Les affects des animaux
L’actualité en France et ailleurs nous rappelle que les animaux ne sont toujours pas suffisamment protégés de la cruauté et de l’incompréhension humaines.
Un réseau social populaire qui permet l’existence d’un groupe prônant les combats de chiens en France, pourtant interdits, le promeut par son silence et son inaction.
La communauté internationale qui s’émeut vaguement – voire pas du tout – lorsque des animaux sont sauvagement abattus dans les rues de pays voisins pour permettre le déroulement de manifestations sportives.
Des personnes d’apparence sensées qui martyrisent des bêtes sous couvert de tradition ancestrale, comme les taureaux des corridas, pour s’amuser, ou offrir un spectacle sanglant au public avide d’émotions fortes.
Tous ces exemples pris dans l’actualité, et bien d’autres visibles par tous en vidéo sur Internet, nous rappellent à quel point l’ignorance humaine de la condition animale, de ses souffrances et de sa psychologie est grande.
La réalité animale
Depuis Descartes et sa vision de « l’animal machine » sans ressenti, les esprits devraient avoir eu le temps d’évoluer. Autrefois Michel de Montaigne et ses « Essais », Aragon ou Léonard de Vinci, et, de nos jours, Boris Cyrulnik dans « la plus belle histoire des animaux », Elizabeth de Fontenay la philosophe, Albert Jacquard le généticien, Victoria Vanneau l’historienne, Karine Lou Matignon la journaliste, et de très nombreux autres auteurs et penseurs font entendre leurs voix : l’éveil des consciences sur la réalité animale est accessible à toute personne qui en fait la recherche.
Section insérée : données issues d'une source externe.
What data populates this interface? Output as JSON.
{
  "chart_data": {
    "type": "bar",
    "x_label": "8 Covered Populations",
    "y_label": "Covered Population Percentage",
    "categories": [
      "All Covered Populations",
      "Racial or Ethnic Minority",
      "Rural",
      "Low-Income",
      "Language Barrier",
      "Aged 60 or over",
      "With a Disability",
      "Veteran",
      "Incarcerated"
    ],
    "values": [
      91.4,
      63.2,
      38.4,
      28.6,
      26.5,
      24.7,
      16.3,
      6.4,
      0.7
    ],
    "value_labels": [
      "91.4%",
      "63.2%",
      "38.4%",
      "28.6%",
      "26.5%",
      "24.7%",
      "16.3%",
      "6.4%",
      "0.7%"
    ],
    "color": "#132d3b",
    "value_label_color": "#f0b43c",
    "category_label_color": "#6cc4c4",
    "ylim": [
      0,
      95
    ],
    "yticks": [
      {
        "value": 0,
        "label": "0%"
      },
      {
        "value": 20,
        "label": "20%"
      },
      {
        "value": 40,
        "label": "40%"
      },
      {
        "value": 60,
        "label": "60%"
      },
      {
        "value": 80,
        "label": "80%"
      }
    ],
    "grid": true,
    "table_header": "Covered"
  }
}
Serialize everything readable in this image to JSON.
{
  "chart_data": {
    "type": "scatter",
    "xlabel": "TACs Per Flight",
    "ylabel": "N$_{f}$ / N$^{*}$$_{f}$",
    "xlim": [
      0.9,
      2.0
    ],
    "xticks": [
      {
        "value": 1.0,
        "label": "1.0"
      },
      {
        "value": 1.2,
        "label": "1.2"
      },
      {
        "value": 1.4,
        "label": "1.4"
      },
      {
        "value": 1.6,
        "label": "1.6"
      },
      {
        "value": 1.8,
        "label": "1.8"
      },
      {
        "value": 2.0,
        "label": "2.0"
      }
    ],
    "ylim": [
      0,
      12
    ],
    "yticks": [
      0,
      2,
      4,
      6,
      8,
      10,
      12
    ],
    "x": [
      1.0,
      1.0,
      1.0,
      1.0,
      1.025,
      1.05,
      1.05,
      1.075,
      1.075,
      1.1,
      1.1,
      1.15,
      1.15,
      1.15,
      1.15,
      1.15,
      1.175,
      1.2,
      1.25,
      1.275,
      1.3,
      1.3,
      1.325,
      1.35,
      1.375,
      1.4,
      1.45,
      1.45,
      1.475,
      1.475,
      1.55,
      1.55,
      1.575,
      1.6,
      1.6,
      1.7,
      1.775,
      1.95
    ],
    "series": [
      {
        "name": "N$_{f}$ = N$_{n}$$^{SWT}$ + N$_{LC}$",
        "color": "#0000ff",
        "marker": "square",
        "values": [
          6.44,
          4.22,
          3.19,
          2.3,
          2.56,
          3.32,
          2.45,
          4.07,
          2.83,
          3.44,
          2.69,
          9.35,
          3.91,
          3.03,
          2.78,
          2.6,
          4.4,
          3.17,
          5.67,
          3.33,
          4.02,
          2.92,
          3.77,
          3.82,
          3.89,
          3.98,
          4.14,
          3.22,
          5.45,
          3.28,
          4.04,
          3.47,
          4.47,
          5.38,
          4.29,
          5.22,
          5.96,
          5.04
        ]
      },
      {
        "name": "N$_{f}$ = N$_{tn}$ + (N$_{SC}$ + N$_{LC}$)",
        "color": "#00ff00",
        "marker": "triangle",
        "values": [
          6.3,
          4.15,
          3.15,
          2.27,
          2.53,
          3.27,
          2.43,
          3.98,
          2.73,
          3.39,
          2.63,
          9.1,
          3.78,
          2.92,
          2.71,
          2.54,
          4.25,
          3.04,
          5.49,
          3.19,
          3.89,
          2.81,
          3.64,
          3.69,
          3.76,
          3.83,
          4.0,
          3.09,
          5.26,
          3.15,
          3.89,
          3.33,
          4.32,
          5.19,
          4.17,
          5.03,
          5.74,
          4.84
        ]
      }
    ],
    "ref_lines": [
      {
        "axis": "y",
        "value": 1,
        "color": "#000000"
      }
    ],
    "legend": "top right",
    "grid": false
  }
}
Mais pas encore dans notre code civil ni dans certains cerveaux obtus.
Langages et représentations
Il est pourtant évident aujourd’hui pour le monde scientifique, les associations de protection animale et tous les heureux propriétaires d’animaux, qu’une forme de pensée existe chez eux, tout comme des émotions et des affects, de réelles capacités de communication et des douleurs psychiques autant que physiques.
Ceux qui en doutent peuvent échanger un regard avec leur chat, appeler joyeusement leur chien – qui y répondra avec ses outils personnels –, randonner avec leur cheval adoré, ou baragouiner quelques onomatopées avec leur perroquet domestique. Chaque individu est comme une nouvelle planète à découvrir, chaque espèce a une forme de langage qui lui est propre et des représentations qui correspondent à son monde. Bien que différentes des nôtres, leurs capacités sensorielles, leurs perceptions et leurs compréhensions des évènements alentour n’en sont pas moins respectables. Les actes de brutalités et d’incitations à la violence à leur égard devraient être sanctionnés à l’avenant.
Stérile et manichéen
Il n’est pas toujours bien vu de défendre les animaux dans notre société car la pression sociale a vite fait d’accuser les défenseurs des animaux de ne pas accorder la même valeur aux humains. Ce manichéisme qu’on nous impose n’est pas nouveau, comme s’il n’était pas possible d’avoir de la bienveillance et du respect pour toutes les espèces vivantes, quelles qu’elles soient. Lamartine y répondait de la manière suivante : « nous ne pouvons pas avoir deux cœurs, un pour les animaux, un autre pour l’homme. Dans la cruauté envers l’un ou l’autre il n’y a aucune différence, sauf pour la victime. »
Le chaton torturé cette semaine appréciera.